Canadian researchers are calling for people to donate their text messages for study, as interest over digital communication’s impact on language continues.
Text4Science, a collaboration between researchers from Canada’s University of Montreal, University of Ottawa, and Burnaby’s Simon Fraser University, is seeking text message donations for a study on how the digital communications differ between languages and their effect on literacy.
“We hope to see how text messages change with languages and dialects,” said Christian Guilbault, an associate professor with SFU’s French department, noting that there are differences between the French used in France and in Quebec, a pattern he expects to see repeated in different English dialects.
The researchers also theorize that text message shortcuts, like “msg” for “message,” aren’t being lazy; rather they are being creative and imaginative in their language use.

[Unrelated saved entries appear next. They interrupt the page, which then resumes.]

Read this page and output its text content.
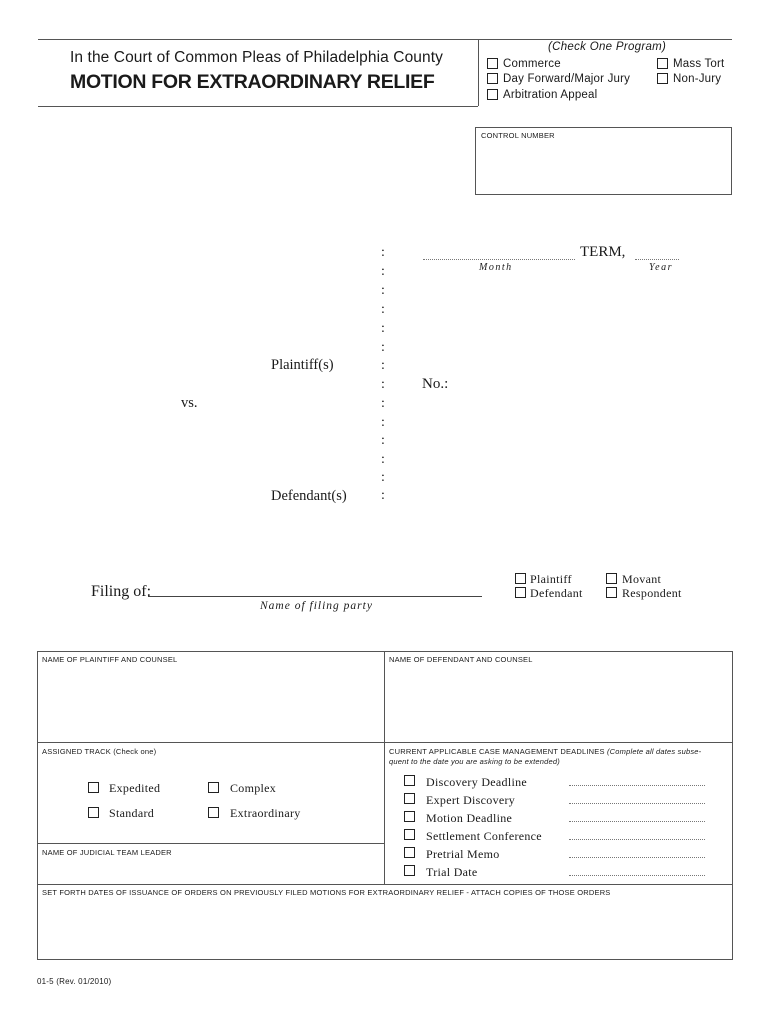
In the Court of Common Pleas of Philadelphia County
MOTION FOR EXTRAORDINARY RELIEF
(Check One Program)
Commerce	Mass Tort
Day Forward/Major Jury	Non-Jury
Arbitration Appeal
CONTROL NUMBER
:
:
:
:
:
:
:
:
:
:
:
:
:
:
TERM,
Month	Year
Plaintiff(s)
No.:
vs.
Defendant(s)
Filing of:
Name of filing party
Plaintiff	Movant
Defendant	Respondent
NAME OF PLAINTIFF AND COUNSEL	NAME OF DEFENDANT AND COUNSEL
ASSIGNED TRACK (Check one)
Expedited	Complex
Standard	Extraordinary
NAME OF JUDICIAL TEAM LEADER
CURRENT APPLICABLE CASE MANAGEMENT DEADLINES (Complete all dates subse-
quent to the date you are asking to be extended)
Discovery Deadline
Expert Discovery
Motion Deadline
Settlement Conference
Pretrial Memo
Trial Date
SET FORTH DATES OF ISSUANCE OF ORDERS ON PREVIOUSLY FILED MOTIONS FOR EXTRAORDINARY RELIEF - ATTACH COPIES OF THOSE ORDERS
01-5 (Rev. 01/2010)
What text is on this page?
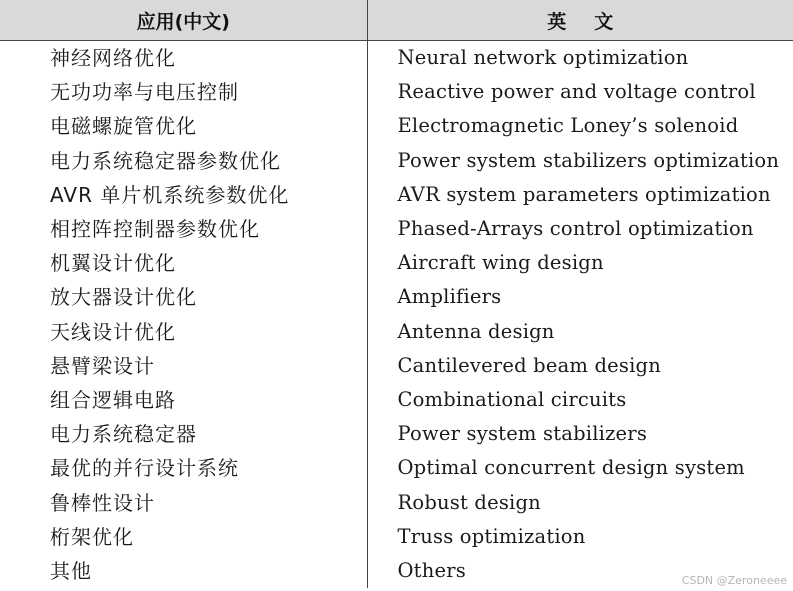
应用(中文)	英文
神经网络优化	Neural network optimization
无功功率与电压控制	Reactive power and voltage control
电磁螺旋管优化	Electromagnetic Loney’s solenoid
电力系统稳定器参数优化	Power system stabilizers optimization
AVR 单片机系统参数优化	AVR system parameters optimization
相控阵控制器参数优化	Phased-Arrays control optimization
机翼设计优化	Aircraft wing design
放大器设计优化	Amplifiers
天线设计优化	Antenna design
悬臂梁设计	Cantilevered beam design
组合逻辑电路	Combinational circuits
电力系统稳定器	Power system stabilizers
最优的并行设计系统	Optimal concurrent design system
鲁棒性设计	Robust design
桁架优化	Truss optimization
其他	Others	CSDN @Zeroneeee
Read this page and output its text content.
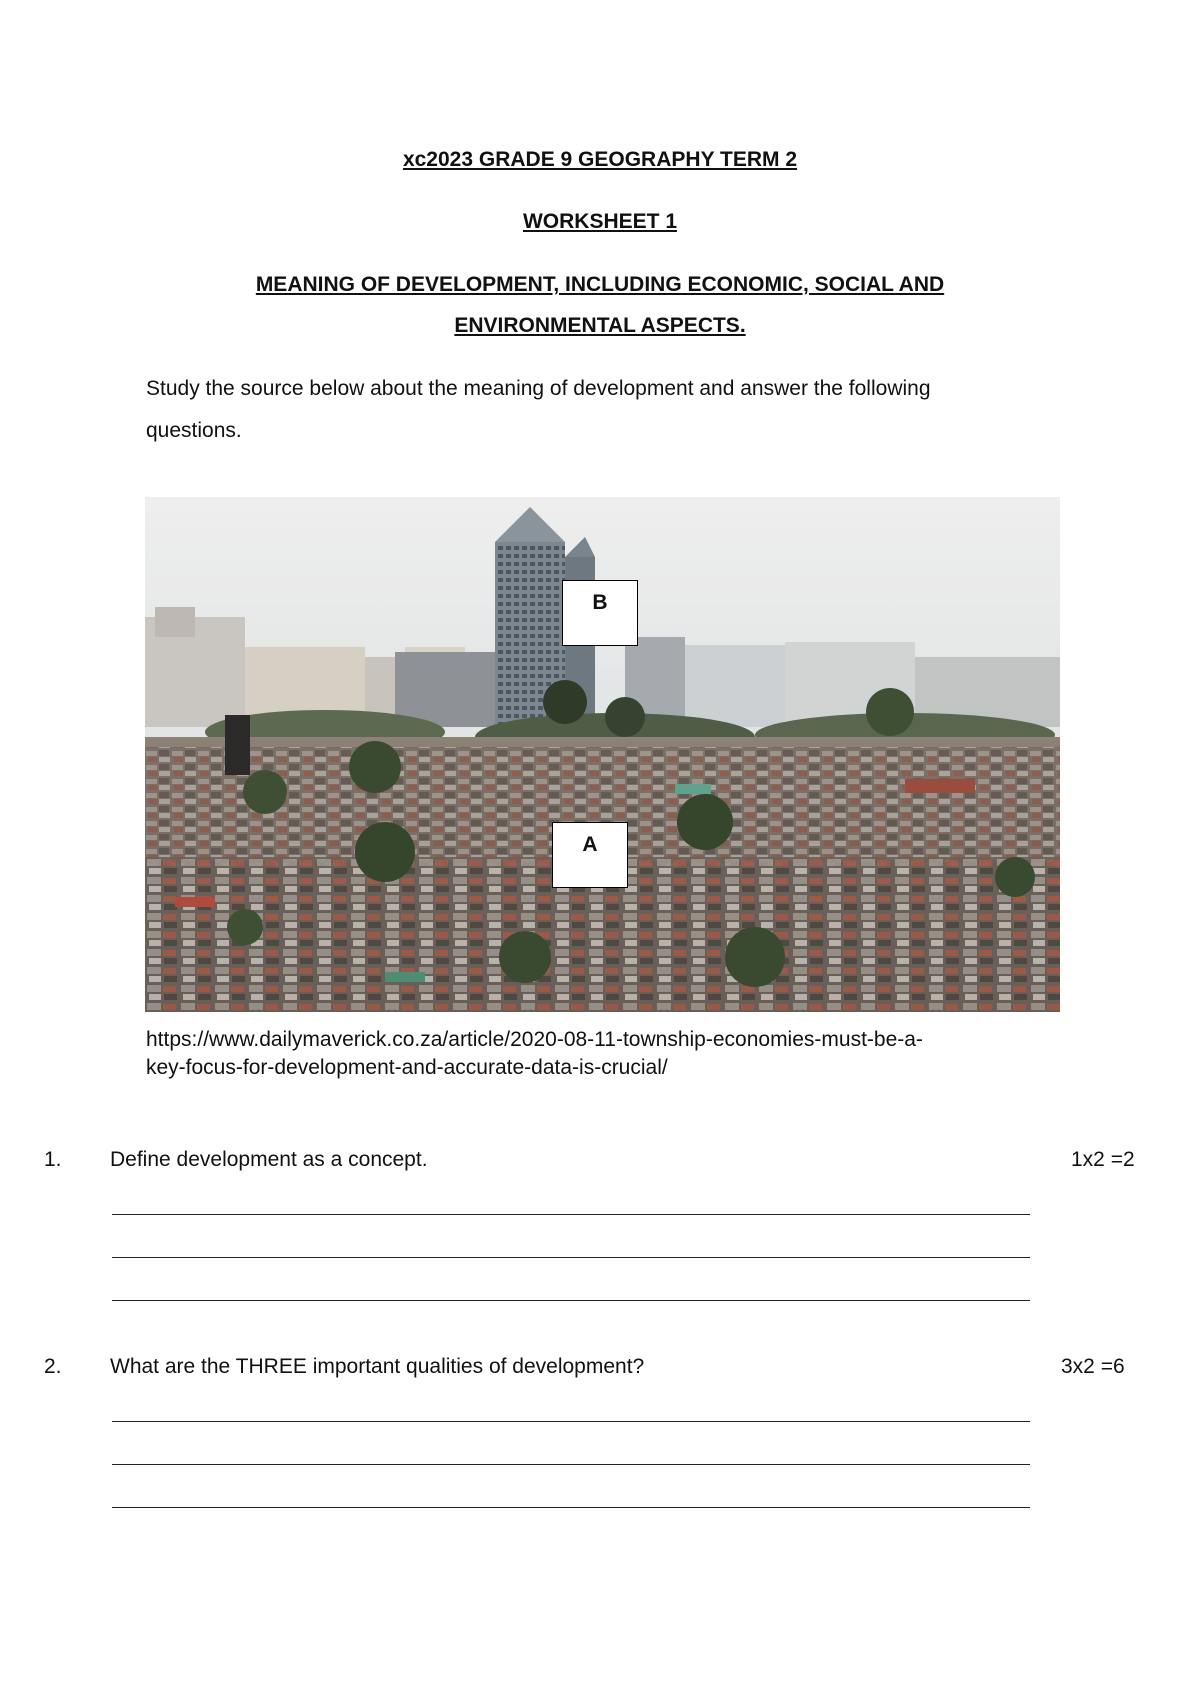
xc2023 GRADE 9 GEOGRAPHY TERM 2
WORKSHEET 1
MEANING OF DEVELOPMENT, INCLUDING ECONOMIC, SOCIAL AND
ENVIRONMENTAL ASPECTS.
Study the source below about the meaning of development and answer the following
questions.
B
A
https://www.dailymaverick.co.za/article/2020-08-11-township-economies-must-be-a-
key-focus-for-development-and-accurate-data-is-crucial/
1. Define development as a concept.	1x2 =2
2. What are the THREE important qualities of development?	3x2 =6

That theory was one research at the University of Tasmania in Australia supported, finding a strong link between primary school children’s use of text abbreviations and improved literacy. The published study found “textisms” may drive the development of literacy skills and could improve language and learning.
For example, one researcher recorded 29 different text shortcuts for the word “tomorrow,” concluding using textisms required more sophisticated literacy skills. In addition, textese may actually boost children’s writing and reading skills, because the study found children who are good at quickly creating and interpreting textisms are also proficient at spelling and reading familiar and novel words.
Beyond language uses, texts can also reveal information about a person’s gender. Researchers at the Mitre Corporation used a machine to help determine a person’s gender just by reading their tweets, and correctly guessed the gender 76 percent of the time.
The experiment tested the different speech patterns of men and women — certain words, phrases and even punctuation — to see if it extended into cyberspace. Sociolinguists have known women laugh more than men, but they wanted to see if it translates into more exclamation points in tweets.
Mitre found that women tend to use exclamation points and words like “mom,” “yummy,” “wait,” “wanna,” “chocolate” and “hair,” in addition to extended vowels, such as “soooooo.” Men use words like “jeep,” and “Vegas” and terms like “google” and “http.”
The Canadian study will add to the growing body of work concerning text messages and what they say about our society. Many traditionalists believe the quick and easy communication tool contributes to the decline of literacy and language, a criticism study-leader Guilbault dismisses.
“When they talk to their friends they speak differently than if they were to speak to Stephen Harper [Canadian Prime Minister] or the queen or to a university professor,” he said. “Put them in an informal environment and they switch to a whole new register. It’s the same thing with writing; they are developing a new skill.”